Models

The frontier just converged: GPT-5.5, Claude Opus 4.7, and Gemini 3.1 Pro in May 2026

For the first time in the modern era of large models, the three frontier systems sit inside a four-point band on every composite benchmark that matters. Picking a model is no longer about “the smartest one.” It is about fit.

What changed

OpenAI shipped GPT-5.5 in late April. Anthropic followed with Claude Opus 4.7 on April 16. Google's Gemini 3.1 Pro arrived in February. On the standard composite leaderboards — reasoning, coding, vision, agentic tool use, and long-context retrieval — they are now within four points of each other. The era of one obviously-best general model is over.

The convergence has a quieter cause behind it: every leading lab now defaults to “thinking” architectures that allocate variable compute to hard problems. Reasoning is no longer a toggled mode. It is built in.

What separates them in practice

Claude Opus 4.7 — best for hard, multi-step engineering

Opus 4.7 hits 64.3% on SWE-bench Pro, ahead of GPT-5.5 (57.7%) and Gemini 3.1 Pro (54.2%). The new xhigh effort tier, sitting between high and max, gives it deeper reasoning without the full compute bill. Its file-system memory has improved enough that long-running coding agents can keep meaningful scratchpads across turns. The 1M context window now ships at standard pricing — no long-context premium.

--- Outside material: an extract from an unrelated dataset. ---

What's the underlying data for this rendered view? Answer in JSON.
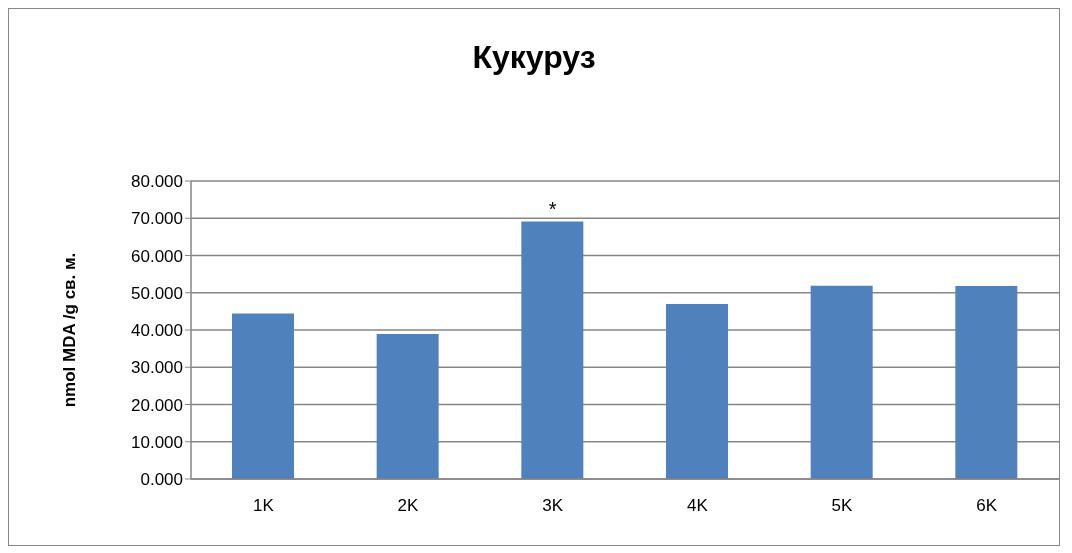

If your workload is multi-file refactors, agentic engineering, or anything that requires the model to plan-act-verify across an hour of work, Opus 4.7 is the one we reach for.

GPT-5.5 — best for breadth and computer use

GPT-5.5 is the single model that credibly leads in coding, computer use, reasoning, and knowledge work simultaneously. It does not top any individual benchmark, but it almost never falls outside the top three. For teams that want one model to power a chat app, a coding assistant, and a browser-driving agent without managing three integrations, GPT-5.5 is still the safest default.

Gemini 3.1 Pro — best for cheap long-context and multimodal

Gemini 3.1 Pro lags slightly on coding but pulls ahead on multimodal video understanding and ultra-long-context retrieval. Pricing per token is meaningfully lower than the other two for input tokens at scale. If your job involves stuffing hours of video, hundreds of PDFs, or a full code repository into a single prompt and asking questions, Gemini is the value pick.

The asterisk: Claude Mythos Preview

Anthropic announced Claude Mythos Preview in early April with an unusual caveat: it triggered the company’s ASL-4 safety protocol during evaluation and will not be released publicly or via the standard API. Mythos is reportedly the first model to cross the 10-trillion-parameter threshold using a Mixture-of-Experts architecture. Practical impact for builders today: zero. Strategic signal: capability is still climbing faster than the rate at which labs can ship it.

The Chinese open-weights pressure

Inside a 12-day window in April, four Chinese labs released open-weights models — Z.ai’s GLM-5.1, MiniMax M2.7, Moonshot’s Kimi K2.6, and DeepSeek V4 — that land at roughly the same agentic-engineering ceiling as the Western frontier at less than a third of the cost. Four of the top five video models by Elo are now Chinese-built. OpenAI shut Sora down in March. The frontier is no longer geographically singular.

How to actually pick

Most teams we talk to now run two of these in production behind a thin router. The router checks task type, latency budget, and cost ceiling, then picks. Nobody is brand-loyal anymore. That, more than any benchmark, is the real shift of 2026.